1. Mach effect for space propulsion would be huge and may only require better bulk dielectrics. It would enable speeds up to close to the speed of light and could enable faster than light wormhole travel.

Where does the kinetic energy of a Mach-drive vehicle come from?”

Simple, it’s the cosmological gravity/inertia or gravinertial field created by the rest of the mass/energy in the universe. This idea is at the heart of Mach’s principle as stated by Ernst mach in the late 1800s. In other words when an M-E drive accelerates itself and anything attached to it, the momentum and energy books for this acceleration step are balanced by subtracting the equivalent energy from this cosmological gravinertial field, which IMO, simultaneously lowers the overall temperature of the causally connected universe. So the Mach drive is just an electric motor that has replaced the driving electric and magnetic fields with the gravinertial field as the intermediating agent.

2. Speculation on combining mach effect propulsion and IEC fusion

3. Winterberg’s advanced deuterium fusion rocket design

Winterberg’s design to obtain a high thrust with a high specific impulse, uses propulsion by deuterium micro-bombs, and it is shown that the ignition of deuterium micro-bombs is possible by intense GeV proton beams, generated in space by using the entire spacecraft as a magnetically insulated billion volt capacitor. The design could have exhaust that is 6.3% of the speed of light. A multi-stage fusion rocket could achieve 20% of the speed of light with exhaust at that speed.

There are several near term nuclear fusion candidates for more energy production and for space travel.

Fusion propulsion if IEC (Bussard) fusion works

Cheap energy from nuclear fusion would also rapidly boost the GDP of civilization by many times.

4. 60 Tesla superconducting magnets could allow tests of gravitational field propulsion

5. 32 Tesla YCBO superconducting magnet project targets 2012

Larger and richer Interplanetary Civilization Can Afford Interstellar Projects

Here is a projection of how if we transition to rapid economic growth we can be a Kardashev 2 civilization within 250 years.

100 Years of growth at the Above Mentioned Growth Rates


3% 18.7 times larger
4% 48 times larger
5% 125 times larger
10% 12528 times larger (China level growth rates of the last 35 years)
20% 69 million times larger (Fast growing company or mutual fund)
30% 191 billion times larger
50% 271,000 trillion times larger

At the sustained levels of 20%, 30% and 50% annual growth the civilization would progress to and exceed Kardashev Level 2, capturing and using all of the energy (or the equivalent) energy of the Sun.

The Risk of Superweapons

I think there will be a need to be in spaceships and to be highly mobile most of the time. This would be a precaution against advanced super weapons. I think future technology will make it relatively easy to blow up a star. Powerful kinetic energy weapons will also provide a stronger offense than defence (if you can fly around a solar system willy-nilly in millions of interplanetary ships and can get up to 10% or even 1% of light speed easily then there is a lot of kinetic energy). Therefore, it will be safer to live in spaceships when there is advanced technology all over (common and cheap nuclear fusion, molecular nanotech etc…). Space colonies without propulsion is fine if you knew with certainty that things would be peaceful, but even if your civilization is peaceful you do not know about unknown neighbors or about internal radicals.
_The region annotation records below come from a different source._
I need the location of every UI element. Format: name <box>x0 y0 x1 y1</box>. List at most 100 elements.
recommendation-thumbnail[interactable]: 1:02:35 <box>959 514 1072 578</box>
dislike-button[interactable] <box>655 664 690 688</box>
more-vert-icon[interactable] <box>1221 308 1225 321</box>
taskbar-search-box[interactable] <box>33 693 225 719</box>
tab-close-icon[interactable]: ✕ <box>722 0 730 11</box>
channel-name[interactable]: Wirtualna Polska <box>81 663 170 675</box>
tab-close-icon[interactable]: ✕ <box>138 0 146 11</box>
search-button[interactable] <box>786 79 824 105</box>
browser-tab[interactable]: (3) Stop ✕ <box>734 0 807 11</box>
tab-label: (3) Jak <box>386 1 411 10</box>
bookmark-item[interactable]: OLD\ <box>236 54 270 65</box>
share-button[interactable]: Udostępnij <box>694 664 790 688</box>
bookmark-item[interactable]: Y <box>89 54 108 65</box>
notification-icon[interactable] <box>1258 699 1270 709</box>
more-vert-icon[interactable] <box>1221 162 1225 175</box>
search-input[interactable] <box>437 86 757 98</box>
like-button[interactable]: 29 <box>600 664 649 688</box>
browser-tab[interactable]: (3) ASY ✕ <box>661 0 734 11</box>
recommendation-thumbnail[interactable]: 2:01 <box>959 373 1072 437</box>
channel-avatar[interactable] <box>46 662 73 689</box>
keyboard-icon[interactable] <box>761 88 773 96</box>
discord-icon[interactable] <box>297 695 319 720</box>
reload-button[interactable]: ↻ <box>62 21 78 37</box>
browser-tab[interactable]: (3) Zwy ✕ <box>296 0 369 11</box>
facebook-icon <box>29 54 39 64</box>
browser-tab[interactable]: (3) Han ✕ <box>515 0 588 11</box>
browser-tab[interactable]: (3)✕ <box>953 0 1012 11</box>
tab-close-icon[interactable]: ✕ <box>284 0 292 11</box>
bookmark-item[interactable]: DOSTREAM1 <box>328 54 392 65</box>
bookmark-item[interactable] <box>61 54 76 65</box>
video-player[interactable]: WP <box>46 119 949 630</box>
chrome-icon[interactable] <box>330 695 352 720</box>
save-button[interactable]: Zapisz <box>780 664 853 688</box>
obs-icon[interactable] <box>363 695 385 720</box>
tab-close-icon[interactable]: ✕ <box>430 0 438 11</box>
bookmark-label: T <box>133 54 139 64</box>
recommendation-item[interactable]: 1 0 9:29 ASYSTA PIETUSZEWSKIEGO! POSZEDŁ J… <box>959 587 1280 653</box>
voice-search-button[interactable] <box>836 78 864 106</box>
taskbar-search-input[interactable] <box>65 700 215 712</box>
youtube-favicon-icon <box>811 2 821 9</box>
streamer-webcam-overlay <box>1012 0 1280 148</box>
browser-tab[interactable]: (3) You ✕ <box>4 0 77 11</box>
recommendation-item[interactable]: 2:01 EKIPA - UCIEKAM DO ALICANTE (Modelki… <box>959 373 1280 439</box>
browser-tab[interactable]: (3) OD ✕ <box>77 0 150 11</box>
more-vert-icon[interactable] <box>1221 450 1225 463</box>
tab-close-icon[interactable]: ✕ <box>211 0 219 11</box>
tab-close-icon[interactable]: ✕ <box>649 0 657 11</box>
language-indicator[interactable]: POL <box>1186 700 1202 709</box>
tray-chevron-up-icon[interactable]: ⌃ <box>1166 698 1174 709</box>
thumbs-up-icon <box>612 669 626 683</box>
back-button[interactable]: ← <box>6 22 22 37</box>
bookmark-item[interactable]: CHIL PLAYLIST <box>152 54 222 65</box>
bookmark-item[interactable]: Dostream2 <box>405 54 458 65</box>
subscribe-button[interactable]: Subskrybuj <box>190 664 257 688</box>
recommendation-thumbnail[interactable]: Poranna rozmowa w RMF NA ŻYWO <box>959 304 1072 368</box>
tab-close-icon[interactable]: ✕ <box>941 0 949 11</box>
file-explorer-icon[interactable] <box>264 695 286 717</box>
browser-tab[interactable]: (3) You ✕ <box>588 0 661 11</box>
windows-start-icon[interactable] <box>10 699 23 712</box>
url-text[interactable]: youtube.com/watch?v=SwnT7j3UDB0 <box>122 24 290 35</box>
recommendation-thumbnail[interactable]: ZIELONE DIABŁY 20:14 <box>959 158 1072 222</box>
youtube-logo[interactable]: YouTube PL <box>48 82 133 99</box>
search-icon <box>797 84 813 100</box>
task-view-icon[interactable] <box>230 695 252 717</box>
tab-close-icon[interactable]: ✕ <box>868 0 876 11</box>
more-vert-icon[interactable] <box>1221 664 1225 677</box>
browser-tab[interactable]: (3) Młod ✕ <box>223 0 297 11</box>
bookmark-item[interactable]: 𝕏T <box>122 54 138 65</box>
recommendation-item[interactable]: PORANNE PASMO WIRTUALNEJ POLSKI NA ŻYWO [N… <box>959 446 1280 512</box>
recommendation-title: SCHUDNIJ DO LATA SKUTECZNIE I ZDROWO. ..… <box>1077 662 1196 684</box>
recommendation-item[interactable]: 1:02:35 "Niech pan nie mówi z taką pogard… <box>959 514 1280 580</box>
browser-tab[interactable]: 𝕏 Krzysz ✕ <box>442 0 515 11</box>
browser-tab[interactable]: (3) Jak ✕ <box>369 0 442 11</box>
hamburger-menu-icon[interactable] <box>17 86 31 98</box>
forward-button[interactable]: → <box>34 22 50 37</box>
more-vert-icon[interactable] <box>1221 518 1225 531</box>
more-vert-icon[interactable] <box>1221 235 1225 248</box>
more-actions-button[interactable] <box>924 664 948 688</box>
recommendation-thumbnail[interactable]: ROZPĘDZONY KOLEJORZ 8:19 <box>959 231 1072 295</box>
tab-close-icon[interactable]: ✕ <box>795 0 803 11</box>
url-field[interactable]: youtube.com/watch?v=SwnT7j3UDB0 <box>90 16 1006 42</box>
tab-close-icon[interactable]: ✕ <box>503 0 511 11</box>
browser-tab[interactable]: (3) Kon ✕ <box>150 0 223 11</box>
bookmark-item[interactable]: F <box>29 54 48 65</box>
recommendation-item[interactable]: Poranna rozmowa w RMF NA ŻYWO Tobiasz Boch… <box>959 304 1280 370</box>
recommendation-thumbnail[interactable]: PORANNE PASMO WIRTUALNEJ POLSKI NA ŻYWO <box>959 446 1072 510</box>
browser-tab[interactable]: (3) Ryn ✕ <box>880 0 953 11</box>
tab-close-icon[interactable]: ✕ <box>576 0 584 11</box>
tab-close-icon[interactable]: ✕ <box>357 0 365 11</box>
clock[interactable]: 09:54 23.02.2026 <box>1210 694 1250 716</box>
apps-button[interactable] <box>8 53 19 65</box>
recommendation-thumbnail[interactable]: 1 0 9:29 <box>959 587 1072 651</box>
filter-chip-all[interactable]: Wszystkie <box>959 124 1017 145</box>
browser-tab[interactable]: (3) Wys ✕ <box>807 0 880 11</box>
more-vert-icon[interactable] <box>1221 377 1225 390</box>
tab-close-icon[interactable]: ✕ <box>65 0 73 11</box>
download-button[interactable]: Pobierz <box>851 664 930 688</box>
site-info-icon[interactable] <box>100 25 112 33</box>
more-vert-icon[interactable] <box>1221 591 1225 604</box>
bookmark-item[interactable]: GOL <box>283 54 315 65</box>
(Some ideas that I have seen about novaing a star – a sufficiently large gamma ray laser or anything else that could cause unusual hot spots in a star that disrupt the mechanics inside in a way that cause it to nova.)

Defences will improve. A more near term example, is a suggestion that I have for re-inventing civil defense against nuclear weapons on earth. However, even if you can make something able withstand powerful forces, the offensive weapons will improve too and you might need to run away quickly and advanced civilizations would be prudent to maintain that ability.